Anjay comes with a built-in Firmware Update module, which simplifies FOTA implementation for the user. At its core, Firmware Update module consists of user-implemented callbacks of various sort. They are shown below, to give an idea on what the implementation of FOTA would take:

typedef struct {
    /** Opens the stream that will be used to write the firmware package to;
     * @ref anjay_fw_update_stream_open_t */
    anjay_fw_update_stream_open_t *stream_open;
    /** Writes data to the download stream;
     * @ref anjay_fw_update_stream_write_t */
    anjay_fw_update_stream_write_t *stream_write;
    /** Closes the download stream and prepares the firmware package to be
     * flashed; @ref anjay_fw_update_stream_finish_t */
    anjay_fw_update_stream_finish_t *stream_finish;

    /** Resets the firmware update state and performs any applicable cleanup of
     * temporary storage if necessary; @ref anjay_fw_update_reset_t */
    anjay_fw_update_reset_t *reset;

    /** Returns the name of downloaded firmware package;
     * @ref anjay_fw_update_get_name_t */
    anjay_fw_update_get_name_t *get_name;
    /** Return the version of downloaded firmware package;
     * @ref anjay_fw_update_get_version_t */
    anjay_fw_update_get_version_t *get_version;

    /** Performs the actual upgrade with previously downloaded package;
     * @ref anjay_fw_update_perform_upgrade_t */
    anjay_fw_update_perform_upgrade_t *perform_upgrade;

    /** Queries security configuration that shall be used for an encrypted
     * connection; @ref anjay_fw_update_get_security_config_t */
    anjay_fw_update_get_security_config_t *get_security_config;

    /** Queries CoAP transmission parameters to be used during firmware
     * update; @ref anjay_fw_update_get_coap_tx_params_t */
    anjay_fw_update_get_coap_tx_params_t *get_coap_tx_params;

    /** Queries request timeout to be used during firmware update over CoAP+TCP
     * or HTTP; @ref anjay_fw_update_get_tcp_request_timeout_t */
    anjay_fw_update_get_tcp_request_timeout_t *get_tcp_request_timeout;
} anjay_fw_update_handlers_t;

Luckily, not all of them need to be implemented during initial experiments. The mandatory ones are:

  • stream_open,

  • stream_write,

  • stream_finish,

  • reset,

  • perform_upgrade.

Let’s briefly discuss each one of them:

  • stream_open is called whenever a new firmware download is started by the Server. Its main responsibility is to prepare for receiving firmware chunks - e.g. by opening a file or getting flash storage ready, etc.

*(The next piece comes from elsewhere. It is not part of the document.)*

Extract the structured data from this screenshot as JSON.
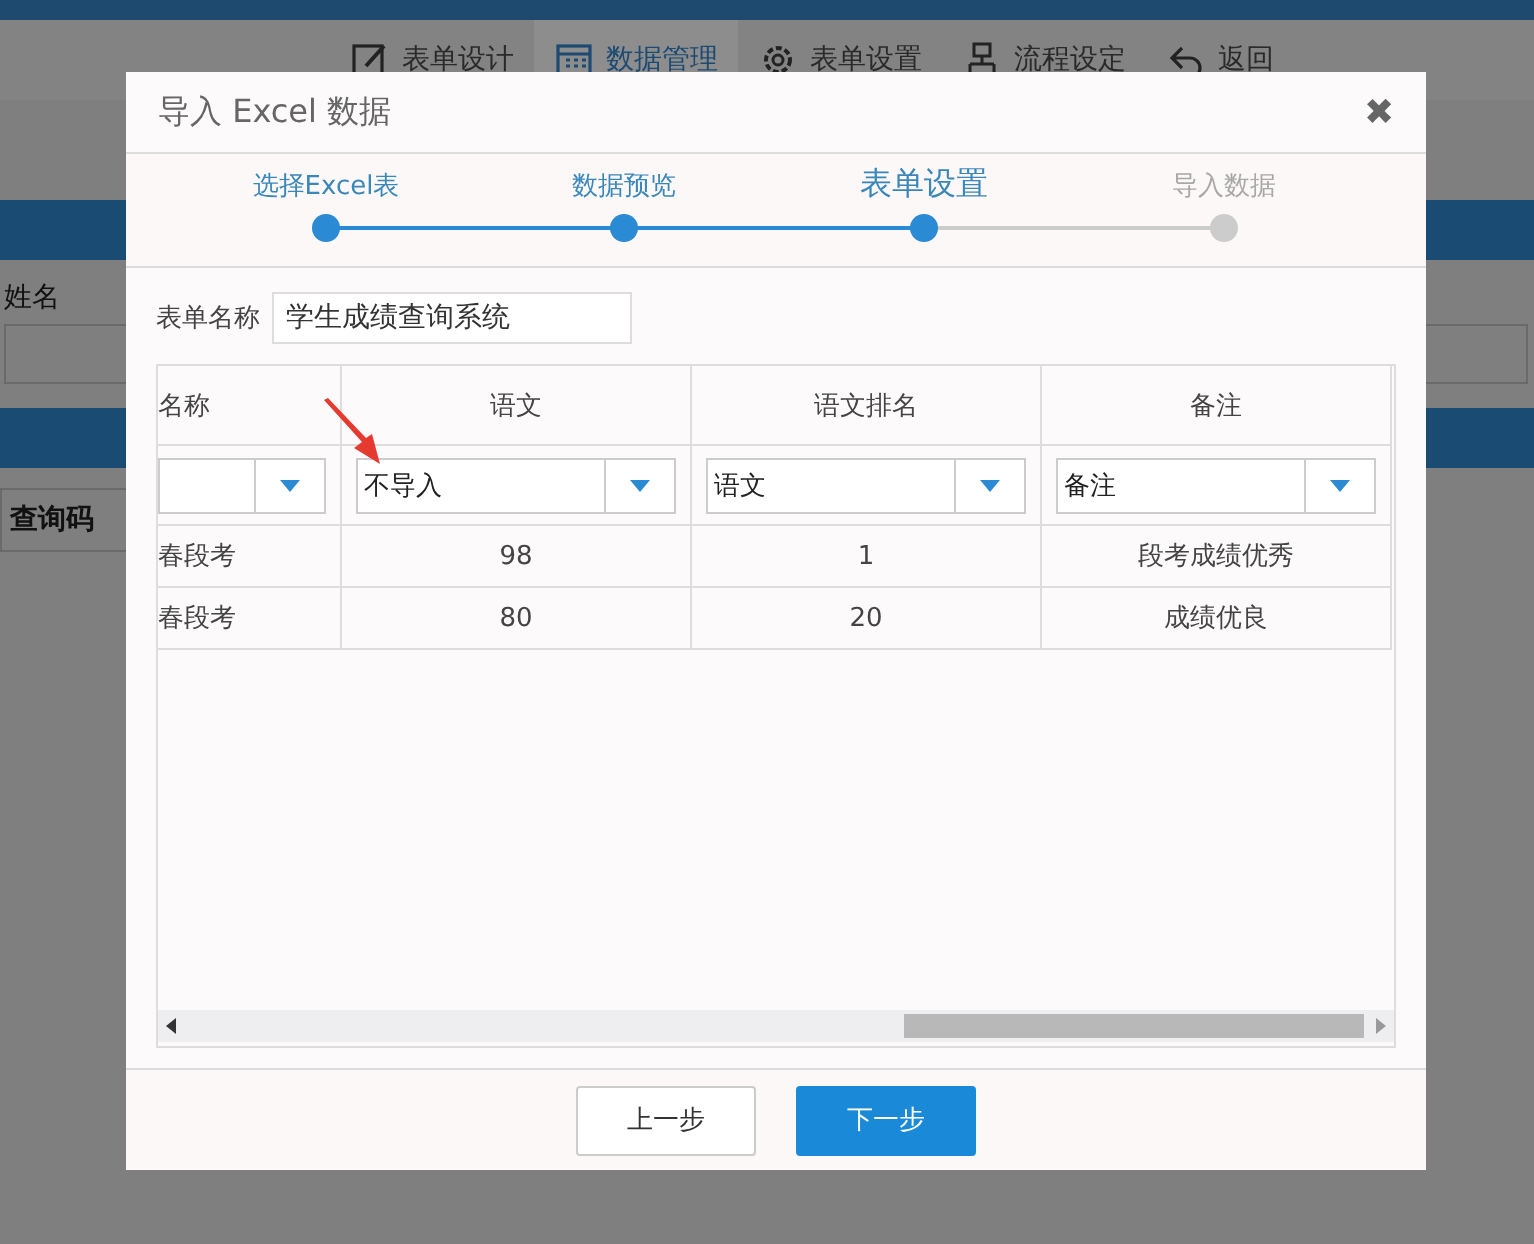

  • stream_write is called whenever there is a next firmware chunk received, ready to be stored. Its responsibility is to append the chunk to the storage.

  • stream_finish is called whenever the writing process finished and the stored data can now be thought of as a complete firmware image. It may be a good moment here to verify if the entire firmware image is valid.

  • reset is called whenever there was an error during firmware download, or if the Server decided to not pursue firmware update with downloaded firmware (e.g. because it was notified that firmware verification failed).

  • perform_upgrade is called whenever the download finished, the firmware is successfully verified on the Client and Server decided to upgrade the device.

In the next chapter we’ll begin implementing all of these from scratch.